Она не охотится на крупного зверя — не сил уже. Но знает все тропы и повадки. Медведи — главная опасность. Они регулярно приходят к избушке, чувствуя слабину. Она их отгоняет молитвой, криком, стуком. Диалог с медведем — это часть ее быта.

Ее мир не расширяется. Он сужается. С годами сил становится все меньше. Таять и заготовить дров на зиму — уже титаническая задача. Помощь приходит только от случайных добровольцев да от властей, которые несколько раз в год забрасывают ей гуманитарный груз с вертолета: соль, муку, спички, зерно.

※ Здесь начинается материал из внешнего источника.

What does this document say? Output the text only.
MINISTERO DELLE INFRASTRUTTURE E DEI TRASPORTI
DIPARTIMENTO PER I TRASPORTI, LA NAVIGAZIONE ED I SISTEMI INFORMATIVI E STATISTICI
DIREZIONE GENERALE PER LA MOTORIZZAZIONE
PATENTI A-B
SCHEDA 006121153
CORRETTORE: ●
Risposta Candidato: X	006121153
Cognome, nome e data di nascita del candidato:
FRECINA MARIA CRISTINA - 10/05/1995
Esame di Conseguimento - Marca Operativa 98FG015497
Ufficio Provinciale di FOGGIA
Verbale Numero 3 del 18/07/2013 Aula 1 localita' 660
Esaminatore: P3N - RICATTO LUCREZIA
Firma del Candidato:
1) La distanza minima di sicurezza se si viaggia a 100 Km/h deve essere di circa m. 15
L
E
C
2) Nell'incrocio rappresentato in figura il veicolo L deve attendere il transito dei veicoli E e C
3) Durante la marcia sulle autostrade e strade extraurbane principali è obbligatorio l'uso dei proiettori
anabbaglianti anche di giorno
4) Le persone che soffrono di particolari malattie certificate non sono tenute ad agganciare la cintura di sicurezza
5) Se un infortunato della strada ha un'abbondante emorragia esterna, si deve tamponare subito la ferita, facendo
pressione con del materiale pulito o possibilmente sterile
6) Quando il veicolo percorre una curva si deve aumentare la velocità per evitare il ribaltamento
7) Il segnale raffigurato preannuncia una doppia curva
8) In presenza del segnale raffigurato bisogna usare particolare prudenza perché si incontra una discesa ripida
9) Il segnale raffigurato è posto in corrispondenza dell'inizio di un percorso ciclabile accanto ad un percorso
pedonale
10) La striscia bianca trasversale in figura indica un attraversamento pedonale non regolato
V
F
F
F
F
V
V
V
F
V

Иногда приезжают журналисты или ученые-энтографы. Она принимает помощь, но не принимает советов уехать.

Она сидит на лавке в своей черной, прокопченной за столетие избе, смотрит в маленькое оконце на бесконечную тайгу и говорит тихим, но твердым голосом: «Мне некуда идти. Здесь мой крест. Здесь мои родители. Здесь я умру».

И в этой фразе — вся ее история. Не страх одиночества удерживает ее, а страх потерять себя. Потерять тот смысл, который ее семья пронесла через decades.

Она — последний страж их памяти, их веры, их правды.

Она не выдерживает жизнь в изоляции.

Она ее выбирает каждый день, снова и снова. Это ее форма свободы. Страшная, непонятная, невозможная для нас.

Но для нее — единственно верная. Пока бьется ее сердце, огонек в ее избе будет отгонять не только медведей, но и всю суету внешнего мира, который она так и не признала своим.